2. Alega o recorrente que a factualidade dada como provada, no seu entendimento, configura a prática de um número indeterminado de crimes de injúrias e ameaças, devendo o arguido ser absolvido da prática do crime de violência doméstica.

3. Alega ainda o recorrente, quanto ao crime de injúria, que o arguido deverá ser absolvido do mesmo por ilegitimidade do Ministério Público, uma vez que não foi deduzida acusação particular.

4. Quanto à qualificação jurídica dos factos como crime de violência doméstica, cumpre referir que a Douta Sentença fez uma adequada análise dos factos enquadrando-os devidamente e fundamentadamente na prática do referido crime.

5. Não é, como quer fazer crer o Recorrente, a existência de relação de domínio e dependência que qualifica o crime em razão dos demais que o integram, mas sim a análise de cada caso em concreto, que permite aferir se a relação, ainda que pretérita e de não coabitação, mantém os vínculos que levam a qualificar o comportamento ao agente como degradante e humilhante para a vítima.

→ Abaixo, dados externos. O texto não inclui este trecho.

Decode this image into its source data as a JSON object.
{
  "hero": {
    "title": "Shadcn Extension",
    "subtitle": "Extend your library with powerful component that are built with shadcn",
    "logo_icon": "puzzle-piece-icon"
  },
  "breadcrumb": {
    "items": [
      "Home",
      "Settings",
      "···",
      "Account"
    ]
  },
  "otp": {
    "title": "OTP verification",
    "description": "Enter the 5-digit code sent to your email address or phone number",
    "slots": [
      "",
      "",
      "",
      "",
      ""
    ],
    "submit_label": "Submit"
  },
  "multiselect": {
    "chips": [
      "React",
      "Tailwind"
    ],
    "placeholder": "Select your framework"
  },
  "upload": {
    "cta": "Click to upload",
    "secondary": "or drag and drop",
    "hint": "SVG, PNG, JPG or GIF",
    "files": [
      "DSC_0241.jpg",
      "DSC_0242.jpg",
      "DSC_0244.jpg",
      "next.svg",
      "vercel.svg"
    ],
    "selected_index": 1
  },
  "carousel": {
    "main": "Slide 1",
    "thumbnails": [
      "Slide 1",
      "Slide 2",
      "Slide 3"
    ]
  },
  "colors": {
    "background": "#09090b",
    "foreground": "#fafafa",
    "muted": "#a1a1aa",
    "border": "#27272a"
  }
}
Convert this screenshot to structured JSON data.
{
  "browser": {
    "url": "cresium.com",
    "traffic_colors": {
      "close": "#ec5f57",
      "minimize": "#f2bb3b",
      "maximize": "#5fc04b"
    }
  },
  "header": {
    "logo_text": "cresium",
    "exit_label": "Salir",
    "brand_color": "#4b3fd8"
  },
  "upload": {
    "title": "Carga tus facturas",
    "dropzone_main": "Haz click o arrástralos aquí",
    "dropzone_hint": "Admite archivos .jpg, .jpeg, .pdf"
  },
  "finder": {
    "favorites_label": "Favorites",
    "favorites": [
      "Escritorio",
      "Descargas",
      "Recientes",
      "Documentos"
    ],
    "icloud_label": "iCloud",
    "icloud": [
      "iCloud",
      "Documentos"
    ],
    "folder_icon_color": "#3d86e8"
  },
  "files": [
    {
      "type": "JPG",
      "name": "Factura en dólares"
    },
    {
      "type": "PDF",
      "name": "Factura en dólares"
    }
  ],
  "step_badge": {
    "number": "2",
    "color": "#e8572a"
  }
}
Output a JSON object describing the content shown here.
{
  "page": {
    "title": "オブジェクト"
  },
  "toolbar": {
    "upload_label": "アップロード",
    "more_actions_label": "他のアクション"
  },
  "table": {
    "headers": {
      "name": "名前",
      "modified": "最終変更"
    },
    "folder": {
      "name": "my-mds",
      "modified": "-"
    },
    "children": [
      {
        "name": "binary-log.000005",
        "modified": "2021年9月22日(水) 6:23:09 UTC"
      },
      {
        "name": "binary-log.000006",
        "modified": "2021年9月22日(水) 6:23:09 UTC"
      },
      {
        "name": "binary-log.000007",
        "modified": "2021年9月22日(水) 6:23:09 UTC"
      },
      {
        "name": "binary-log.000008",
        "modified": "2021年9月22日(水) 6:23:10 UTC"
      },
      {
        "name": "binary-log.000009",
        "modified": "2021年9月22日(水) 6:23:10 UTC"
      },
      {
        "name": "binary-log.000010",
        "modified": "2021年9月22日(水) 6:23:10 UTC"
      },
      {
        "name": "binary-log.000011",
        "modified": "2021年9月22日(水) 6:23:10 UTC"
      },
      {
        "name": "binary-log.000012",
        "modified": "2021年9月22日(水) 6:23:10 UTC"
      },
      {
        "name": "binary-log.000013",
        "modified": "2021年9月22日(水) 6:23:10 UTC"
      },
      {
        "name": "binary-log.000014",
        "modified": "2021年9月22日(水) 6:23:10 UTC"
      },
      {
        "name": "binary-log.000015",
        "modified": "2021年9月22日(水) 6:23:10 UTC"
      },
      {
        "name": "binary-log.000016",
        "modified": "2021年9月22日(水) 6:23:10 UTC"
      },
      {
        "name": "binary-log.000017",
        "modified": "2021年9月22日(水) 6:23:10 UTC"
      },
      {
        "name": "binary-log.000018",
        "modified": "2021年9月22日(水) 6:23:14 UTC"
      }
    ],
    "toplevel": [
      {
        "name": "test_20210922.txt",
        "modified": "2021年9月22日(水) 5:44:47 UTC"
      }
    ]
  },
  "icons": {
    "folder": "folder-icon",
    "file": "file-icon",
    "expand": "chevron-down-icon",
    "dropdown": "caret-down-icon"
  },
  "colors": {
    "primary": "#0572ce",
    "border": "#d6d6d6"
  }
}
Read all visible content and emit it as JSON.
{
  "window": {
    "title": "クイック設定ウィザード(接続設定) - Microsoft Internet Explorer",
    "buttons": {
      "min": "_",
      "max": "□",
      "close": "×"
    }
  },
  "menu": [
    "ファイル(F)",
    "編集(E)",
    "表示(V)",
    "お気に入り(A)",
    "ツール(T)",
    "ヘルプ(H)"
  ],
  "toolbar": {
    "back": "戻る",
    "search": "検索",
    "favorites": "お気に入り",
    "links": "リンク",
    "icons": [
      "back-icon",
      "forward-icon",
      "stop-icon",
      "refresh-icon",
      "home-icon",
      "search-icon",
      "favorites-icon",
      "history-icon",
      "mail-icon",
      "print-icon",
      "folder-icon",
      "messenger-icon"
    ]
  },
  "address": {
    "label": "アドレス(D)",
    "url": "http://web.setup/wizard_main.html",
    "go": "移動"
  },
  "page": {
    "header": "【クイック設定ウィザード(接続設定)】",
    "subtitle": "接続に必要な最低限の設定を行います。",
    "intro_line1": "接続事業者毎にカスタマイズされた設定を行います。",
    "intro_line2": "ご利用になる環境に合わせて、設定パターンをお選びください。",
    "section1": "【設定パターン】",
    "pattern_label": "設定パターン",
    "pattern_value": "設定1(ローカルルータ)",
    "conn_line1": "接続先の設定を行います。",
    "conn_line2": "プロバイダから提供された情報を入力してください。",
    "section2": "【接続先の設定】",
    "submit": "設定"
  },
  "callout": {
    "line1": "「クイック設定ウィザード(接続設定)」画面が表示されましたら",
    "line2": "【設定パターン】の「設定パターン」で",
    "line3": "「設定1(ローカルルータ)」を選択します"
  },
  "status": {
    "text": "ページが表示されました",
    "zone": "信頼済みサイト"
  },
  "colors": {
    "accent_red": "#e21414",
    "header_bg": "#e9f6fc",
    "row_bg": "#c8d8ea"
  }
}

6. Assim, atenta a circunstância dos intervenientes se cruzarem diariamente, partilharem o mesmo espaço residencial, não terem realizado ainda as partilhas dos bens comuns por divergências e atenta a circunstância de pouco tempo antes da prática dos factos em discussão o arguido ter sido condenado pela prática de crime de violência domestica contra a assistente, dúvidas não restam que a continuidade dos comportamento do arguido conforme vertidos na acusação, cujos factos foram dados como provados, configuram a prática de um crime de violência doméstico.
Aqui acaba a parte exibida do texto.